When a national bank makes a qualified investment in a bank CDC, it may receive positive CRA consideration under the investment test, or lending test, or both! Here’s how it works: A national bank makes a $100,000 equity investment in a bank CDC (or its holding company CDC), in its assessment area, whose primary purpose meets the definition of community development in the CRA regulation. The bank has a $100,000 qualified investment.
Instead of CRA consideration under the investment test, the bank may opt to receive positive CRA consideration under the lending test for the pro-rata share of the CD loans originated or purchased by the CDC during the bank’s CRA evaluation period. Because the investing bank’s equity investment of $100,000 represents one percent of the CDC’s $10 million capital base, the investing bank may receive CRA consideration for one percent of the CD loans originated or purchased during this CRA evaluation period. If the CDC originated or purchased $15 million in CD loans during this period, the investing bank would receive CRA consideration for $150,000 of CD loans, nicely leveraging its $100,000 equity investment.
The third option is for an investing bank to receive consideration under a combination of the investment and lending tests. Continuing the facts from the above example, the $100,000 equity investment represents 1 percent of the CDC’s capital.
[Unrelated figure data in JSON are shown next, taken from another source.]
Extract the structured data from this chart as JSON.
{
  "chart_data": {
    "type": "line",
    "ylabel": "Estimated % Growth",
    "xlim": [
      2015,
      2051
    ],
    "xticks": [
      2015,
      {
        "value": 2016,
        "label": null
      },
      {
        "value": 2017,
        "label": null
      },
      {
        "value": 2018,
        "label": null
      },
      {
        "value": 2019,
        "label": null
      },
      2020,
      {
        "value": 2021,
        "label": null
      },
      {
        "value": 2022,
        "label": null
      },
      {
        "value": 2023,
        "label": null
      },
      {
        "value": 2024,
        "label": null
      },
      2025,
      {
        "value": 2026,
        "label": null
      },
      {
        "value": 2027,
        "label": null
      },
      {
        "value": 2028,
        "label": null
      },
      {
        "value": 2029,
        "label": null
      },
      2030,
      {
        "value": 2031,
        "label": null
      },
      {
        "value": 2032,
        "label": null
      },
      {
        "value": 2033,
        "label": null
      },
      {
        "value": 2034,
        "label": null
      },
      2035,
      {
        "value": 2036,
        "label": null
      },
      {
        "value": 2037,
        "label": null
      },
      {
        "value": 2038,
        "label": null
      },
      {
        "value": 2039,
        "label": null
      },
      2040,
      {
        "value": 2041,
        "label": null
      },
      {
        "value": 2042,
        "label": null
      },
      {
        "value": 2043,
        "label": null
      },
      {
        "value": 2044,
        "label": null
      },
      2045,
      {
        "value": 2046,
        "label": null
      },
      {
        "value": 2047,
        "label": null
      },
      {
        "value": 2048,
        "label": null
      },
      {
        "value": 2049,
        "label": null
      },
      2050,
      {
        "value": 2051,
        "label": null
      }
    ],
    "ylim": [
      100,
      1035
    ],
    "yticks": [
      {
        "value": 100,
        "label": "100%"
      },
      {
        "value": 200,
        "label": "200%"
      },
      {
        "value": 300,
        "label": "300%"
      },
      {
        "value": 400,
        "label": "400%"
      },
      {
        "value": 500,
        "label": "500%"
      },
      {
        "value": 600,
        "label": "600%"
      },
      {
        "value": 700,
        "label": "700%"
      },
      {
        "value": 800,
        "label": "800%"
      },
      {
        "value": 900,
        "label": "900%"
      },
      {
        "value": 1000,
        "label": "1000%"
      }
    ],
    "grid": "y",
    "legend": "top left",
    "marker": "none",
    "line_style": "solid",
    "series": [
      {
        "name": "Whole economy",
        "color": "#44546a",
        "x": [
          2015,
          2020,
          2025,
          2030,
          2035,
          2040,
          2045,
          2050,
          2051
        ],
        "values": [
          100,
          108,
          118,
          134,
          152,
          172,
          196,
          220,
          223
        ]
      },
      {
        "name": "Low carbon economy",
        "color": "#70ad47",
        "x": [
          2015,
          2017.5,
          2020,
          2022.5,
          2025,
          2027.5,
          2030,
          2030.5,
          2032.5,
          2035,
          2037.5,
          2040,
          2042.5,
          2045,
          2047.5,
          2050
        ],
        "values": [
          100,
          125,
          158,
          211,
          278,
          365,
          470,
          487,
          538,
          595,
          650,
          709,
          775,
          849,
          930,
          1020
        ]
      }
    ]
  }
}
The bank’s CD assets of $30 million consists of $12 million in qualified CD investments and $18 million in CD loans, representing 40 percent and 60 percent of total CD assets, respectively. Under this approach, $40,000 of investment test credit is earned based on the fact that CD investments represent 40 percent of the institution’s CD assets. The lending test credit is based on the CD loans originated during the investing bank’s CRA evaluation period as a percentage of total CD assets.